Club superintendent Mark Harrington has brought the course to pristine levels during its enforced inactivity.
The odd light orange scorch mark from a month without rain are the only aberrations from its lush, carpeted veneer.
Yesterday, we had the added bonus that the bunkers on the back nine were in play for the first time since being relayed over winter.
Full course. Perfect nick. Mild drizzle.
All we had to do was follow the new guidelines and all would run smoothly. Easy, right?
Wrong.
On the first green, after the ball of one of our group had come to rest on the line of another’s putt, I marked it and picked it up to save him having to do so and then walk all the way to his bag to bring it over the other side of the green.
Force of habit.
Barely ten minutes into our first round under new conditions and I’d managed to break one of the most basic protocols.
Generally, though, it’s easy to stay the right side of these regulations without having to think about them.
Golfers are programmed to behave this way. Golf may well be the only sport where physical distancing is one of the main attractions.
There are, for instance, few enough situations in a round of golf when it is necessary – or even advisable – to come within two metres of your playing partner. Tee-boxes and greens are obvious hazards.
But all flags will be lodged permanently while these laws are in place. Benches have been removed or covered, as have bins and water fountains. Bunkers are now rake-less.
The 14 minutes between groups meant we rarely saw the players in front or behind us, let alone came into contact.
And due to the new lay-out designed by general manager Eddie Farrell and his staff, the possibility of unnecessary exposure to anyone other than your playing group has been minimised.
The restaurant and bar are closed, as are changing-rooms. Hermitage’s recently expanded practice areas are also currently no-go.
Simon Byrne’s pro shop is another potential pinch-point, a natural congregation area for those coming from the ninth green or on their way to the first.
For the time being, only those about to begin their rounds will have access and even then, just one person is allowed inside the shop at a time.
There are no club competitions permitted in phase one, only social golf – so no cards are signed or submitted.
And yet despite the obvious limitations of this type of social blackout, the big allure of playing golf on day one of phase one was the sense of isolation.

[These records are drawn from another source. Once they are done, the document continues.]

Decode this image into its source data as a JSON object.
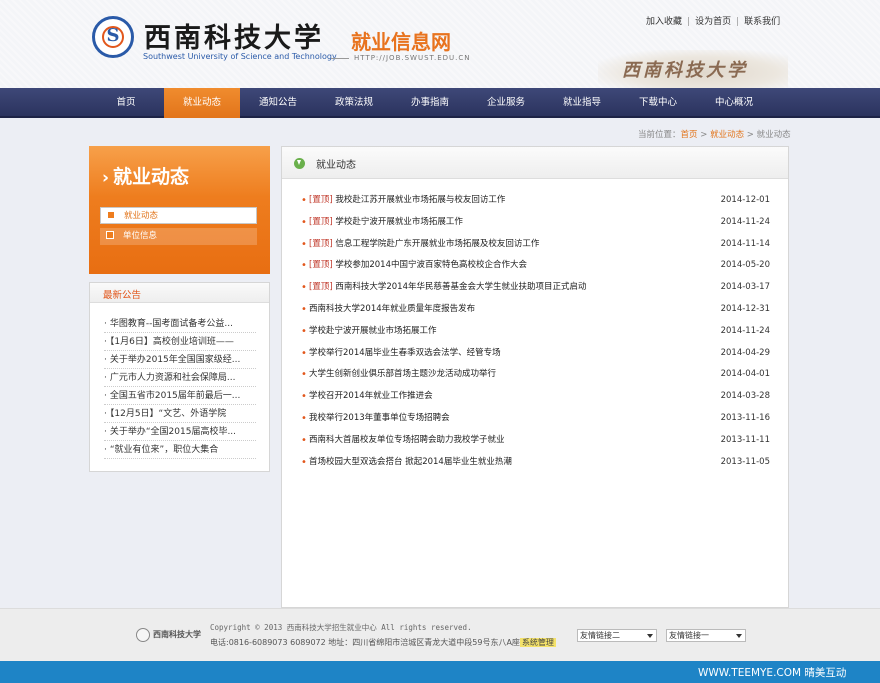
{
  "header": {
    "univ_cn": "西南科技大学",
    "univ_en": "Southwest University of Science and Technology",
    "site_name": "就业信息网",
    "site_url": "HTTP://JOB.SWUST.EDU.CN",
    "logo_letter": "S",
    "calligraphy": "西南科技大学",
    "links": [
      "加入收藏",
      "设为首页",
      "联系我们"
    ],
    "link_sep": "|"
  },
  "nav": {
    "items": [
      "首页",
      "就业动态",
      "通知公告",
      "政策法规",
      "办事指南",
      "企业服务",
      "就业指导",
      "下载中心",
      "中心概况"
    ],
    "active_index": 1
  },
  "breadcrumb": {
    "prefix": "当前位置：",
    "home": "首页",
    "sep": " > ",
    "section": "就业动态",
    "current": "就业动态"
  },
  "sidebar": {
    "title": "就业动态",
    "chevron": "›",
    "menu": [
      {
        "label": "就业动态",
        "active": true
      },
      {
        "label": "单位信息",
        "active": false
      }
    ],
    "news_title": "最新公告",
    "news": [
      "华图教育--国考面试备考公益...",
      "【1月6日】高校创业培训班——",
      "关于举办2015年全国国家级经...",
      "广元市人力资源和社会保障局...",
      "全国五省市2015届年前最后一...",
      "【12月5日】“文艺、外语学院",
      "关于举办“全国2015届高校毕...",
      "“就业有位来”，职位大集合"
    ]
  },
  "main": {
    "title": "就业动态",
    "tag": "[置顶]",
    "bullet": "•",
    "rows": [
      {
        "pinned": true,
        "title": "我校赴江苏开展就业市场拓展与校友回访工作",
        "date": "2014-12-01"
      },
      {
        "pinned": true,
        "title": "学校赴宁波开展就业市场拓展工作",
        "date": "2014-11-24"
      },
      {
        "pinned": true,
        "title": "信息工程学院赴广东开展就业市场拓展及校友回访工作",
        "date": "2014-11-14"
      },
      {
        "pinned": true,
        "title": "学校参加2014中国宁波百家特色高校校企合作大会",
        "date": "2014-05-20"
      },
      {
        "pinned": true,
        "title": "西南科技大学2014年华民慈善基金会大学生就业扶助项目正式启动",
        "date": "2014-03-17"
      },
      {
        "pinned": false,
        "title": "西南科技大学2014年就业质量年度报告发布",
        "date": "2014-12-31"
      },
      {
        "pinned": false,
        "title": "学校赴宁波开展就业市场拓展工作",
        "date": "2014-11-24"
      },
      {
        "pinned": false,
        "title": "学校举行2014届毕业生春季双选会法学、经管专场",
        "date": "2014-04-29"
      },
      {
        "pinned": false,
        "title": "大学生创新创业俱乐部首场主题沙龙活动成功举行",
        "date": "2014-04-01"
      },
      {
        "pinned": false,
        "title": "学校召开2014年就业工作推进会",
        "date": "2014-03-28"
      },
      {
        "pinned": false,
        "title": "我校举行2013年董事单位专场招聘会",
        "date": "2013-11-16"
      },
      {
        "pinned": false,
        "title": "西南科大首届校友单位专场招聘会助力我校学子就业",
        "date": "2013-11-11"
      },
      {
        "pinned": false,
        "title": "首场校园大型双选会搭台 掀起2014届毕业生就业热潮",
        "date": "2013-11-05"
      }
    ]
  },
  "footer": {
    "logo_text": "西南科技大学",
    "copyright": "Copyright © 2013 西南科技大学招生就业中心 All rights reserved.",
    "address": "电话:0816-6089073 6089072 地址：四川省绵阳市涪城区青龙大道中段59号东八A座",
    "admin_link": "系统管理",
    "select_1": "友情链接二",
    "select_2": "友情链接一"
  },
  "bottom_bar": {
    "text": "WWW.TEEMYE.COM 晴美互动"
  }
}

For four hours, there were no phones.
No Zoom meetings. No WhatsApp emoji quizzes. No sporting nostalgia.
No Covid updates.
Just fresh air and mild-level competition with people other than those you’ve been in solitary confinement with for two months.
The golf itself was harmless. No-one shot a score or cared that they didn’t.
But the day wasn’t without its significance, even if it might seem like small-fry in the grander sporting scheme of things.
The return of big ticket events in Ireland may still be some way off.
But for anyone with an active interest in a sport that just became legal to play again, it felt like a first, very welcome step back towards normality.